Well, you have to admit, life is a drama when it comes to TV series. Regardless of the year, drama always accounts for a resounding 40% of all genres. Looking at the plot, crime gained some momentun after 1995 and dropped a little within the past 10 years. I was actually surprised the pattern was so stable.

How has the average rating of the top series changed over time?

I’m not a big fan of shows. But hey, maybe there are some series that are so highly rated that I need to see them. To find out, I created a time series plot with some of the top rated TV series and their average ratings.

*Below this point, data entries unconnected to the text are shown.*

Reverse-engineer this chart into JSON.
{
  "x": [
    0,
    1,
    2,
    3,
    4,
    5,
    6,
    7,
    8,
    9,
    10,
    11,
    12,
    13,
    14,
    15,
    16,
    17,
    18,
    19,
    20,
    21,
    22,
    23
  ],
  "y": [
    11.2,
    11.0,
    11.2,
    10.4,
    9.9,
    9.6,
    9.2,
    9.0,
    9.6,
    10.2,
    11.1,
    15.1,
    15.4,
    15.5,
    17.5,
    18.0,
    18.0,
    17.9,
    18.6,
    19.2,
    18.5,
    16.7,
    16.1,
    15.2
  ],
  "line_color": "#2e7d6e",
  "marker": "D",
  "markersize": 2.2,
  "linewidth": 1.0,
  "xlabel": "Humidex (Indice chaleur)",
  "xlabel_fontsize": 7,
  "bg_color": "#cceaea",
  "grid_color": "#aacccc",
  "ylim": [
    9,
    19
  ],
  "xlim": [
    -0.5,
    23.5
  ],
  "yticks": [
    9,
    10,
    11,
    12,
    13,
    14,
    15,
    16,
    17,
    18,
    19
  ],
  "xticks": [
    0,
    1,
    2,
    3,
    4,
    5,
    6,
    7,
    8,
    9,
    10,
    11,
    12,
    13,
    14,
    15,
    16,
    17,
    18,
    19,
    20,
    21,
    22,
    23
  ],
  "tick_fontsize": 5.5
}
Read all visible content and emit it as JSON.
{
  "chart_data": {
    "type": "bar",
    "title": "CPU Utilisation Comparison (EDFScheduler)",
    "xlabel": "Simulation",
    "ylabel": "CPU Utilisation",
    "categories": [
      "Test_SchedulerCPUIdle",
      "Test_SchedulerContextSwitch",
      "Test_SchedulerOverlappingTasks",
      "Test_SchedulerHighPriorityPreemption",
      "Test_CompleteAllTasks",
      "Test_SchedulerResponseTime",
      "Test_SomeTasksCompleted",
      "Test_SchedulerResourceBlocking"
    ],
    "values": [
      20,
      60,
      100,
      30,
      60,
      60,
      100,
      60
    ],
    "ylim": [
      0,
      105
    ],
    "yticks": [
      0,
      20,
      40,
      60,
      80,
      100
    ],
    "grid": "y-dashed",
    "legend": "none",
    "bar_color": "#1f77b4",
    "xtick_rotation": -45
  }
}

top_shows <- c("Game of Thrones",
               "Breaking Bad",
               "The Bing Bang Theory",
               "Law & Order",
               "Downton Abbey",
               "The West Wing",
               "Doctor Who",
               "The X-Files",
               "Sherlock",
               "The Sopranos") 

top_shows_filtered <- tv_ratings %>%
  filter(title %in% top_shows)

labs <- top_shows_filtered %>% 
  group_by(title) %>% 
  filter(row_number(title) == 1)


top_shows_filtered %>%
  ggplot(aes(x = date, y = av_rating)) + 
  geom_point(data = select(top_shows_filtered,-title), 
             colour = grey_color) +
  geom_smooth(data = select(top_shows_filtered,-title), 
              method = "lm", se = F, 
            color = grey_color, size = 0.5) + 
  geom_smooth(method = "lm", se = F, 
              color = "#14c3a5") + 
  geom_line(aes(group = title), color = "#c31432") +
  geom_point(color = "#c31432") + 
  geom_text_repel(data = labs, aes(x = date, y = av_rating, label = title),
                  color = "beige", inherit.aes = FALSE, nudge_y = -.15,
                  fontface = "bold", size = rel(4)) +
  facet_wrap(~ title) +
  theme(
    plot.subtitle = element_text(vjust = 1), 
    plot.caption = element_text(vjust = 1, color = grey_color),
    axis.title = element_text(colour = grey_color), 
    axis.text = element_text(colour = grey_color), 
    plot.title = element_text(colour = "beige"), 
    legend.text = element_text(colour = "beige"), 
    legend.title = element_text(colour = "beige"), 
    plot.background = element_rect(fill = bk_color), 
    panel.grid.minor.x = element_line(colour = bk_color),
    panel.grid.minor.y = element_line(colour = bk_color),
    panel.grid.major.x = element_line(colour = bk_color),
    panel.grid.major.y = element_line(colour = bk_color),
    strip.text.x = element_blank(),
    legend.background = element_rect(fill = bk_color, 
        colour = bk_color)
  ) +
  scale_y_continuous(limits = c(7, 10), breaks = c(7, 8, 9, 10)) +
  scale_x_date(date_breaks = "9 year", date_labels = "%Y") +
  labs(
    x = "Year", 
    y = "Average rating",
    title = "The average rating of the top series of the last 28 years",
    caption = "data: ImDb | graphic: Christian Burkhart"
  )

Breaking Bad improved drastically from 2007 to 2012. Interestingly, only Breaking Bad and Game of Thrones has improved over the first season. Every other series went downhill from the first season.